REMEMBER

Mariarosa Mancuso

L’Alzheimer è una sciagura dalle grandi potenzialità narrative. Nelle storie di famiglia, prima di tutto: non esiste racconto dell’orrore paragonabile a una mamma novantenne che in piena regressione infantile invoca la sua, di mamma. Nei thriller, che impongono di osservare i dettagli e tenerli a mente il tempo necessario per esaminarli (in “Memento” di Christopher Nolan l’investigatore prende appunti, usa i post-it, e per le cose davvero importanti ha i tatuaggi sul petto). E in questa storia di sopravvissuti all’Olocausto: tra gli ultimi rimasti e, come se non bastasse, uno ha l’Alzheimer. Si ricorda spesso che i testimoni della tragedia stanno invecchiando e morendo, a questo servono gli archivi della Shoah Foundation fondata nel 1994 da Steven Spielberg. Nessuno ancora aveva pensato – od osato, sostengono alcuni, aggiungendo un sospetto di cattivo gusto – di costruirci sopra una storia. Beninteso, c’è anche chi pensa che non servano le storie, essendo la realtà già abbastanza atroce: nel dibattito era finito anche “Il figlio di Saul”, prima che Claude Lanzmann desse al film di László Nemes il suo sigillo (la vicenda è ben ricostruita da Valentina Pisanty in un articolo uscito sulla rivista online Doppio Zero). Zev, uno dei quasi novantenni, è appena rimasto vedovo e soffre di Alzheimer.

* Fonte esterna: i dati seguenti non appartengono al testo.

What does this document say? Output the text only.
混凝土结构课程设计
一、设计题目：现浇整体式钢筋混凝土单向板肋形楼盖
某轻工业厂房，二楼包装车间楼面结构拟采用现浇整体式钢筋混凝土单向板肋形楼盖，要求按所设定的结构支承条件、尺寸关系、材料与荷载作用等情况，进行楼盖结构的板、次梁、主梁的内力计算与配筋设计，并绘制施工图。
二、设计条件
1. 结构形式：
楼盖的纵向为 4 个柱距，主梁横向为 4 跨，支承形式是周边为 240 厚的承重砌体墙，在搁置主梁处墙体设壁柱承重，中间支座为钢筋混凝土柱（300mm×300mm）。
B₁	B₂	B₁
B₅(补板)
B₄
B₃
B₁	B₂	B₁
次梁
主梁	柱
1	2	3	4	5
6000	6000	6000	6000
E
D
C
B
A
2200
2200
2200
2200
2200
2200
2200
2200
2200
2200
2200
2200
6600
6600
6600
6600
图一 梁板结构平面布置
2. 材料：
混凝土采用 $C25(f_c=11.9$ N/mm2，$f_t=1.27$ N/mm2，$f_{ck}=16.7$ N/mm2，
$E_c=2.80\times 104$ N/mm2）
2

L’amico Max, ospite nella stessa casa di riposo, ha la testa lucida ma si muove soltanto con la sedia a rotelle. Insieme a Simon Wiesenthal cacciava nazisti mimetizzati tra i cittadini americani, ora vuol portare a termine l’ultima missione: cercare il torturatore Rudy Kurlander, che la fece franca fingendosi ebreo. Purtroppo non ne esiste uno solo, nell’elenco telefonico, e Zev dalla memoria cedevole – grazie a istruzioni dettagliate, e a una lettera che gli ricorda cosa deve fare e perché – va in Ohio, in Idaho, poi in California e in Canada. Alcuni incontri sono innocui, altri meno, uno è davvero spaventoso (c’entra un cane lupo di nome Eva). “Inverosimile” è la prima obiezione – “come fa un vecchietto male in arnese a girare il mondo…” (mai che la facciano a Sylvester Stallone quando sale sul ring). La bravura di Christopher Plummer, nato nel 1929, rende la faccenda credibile. La trama è solida, i colpi di scena ci sono, peccato per la colonna sonora che imita malamente Ber.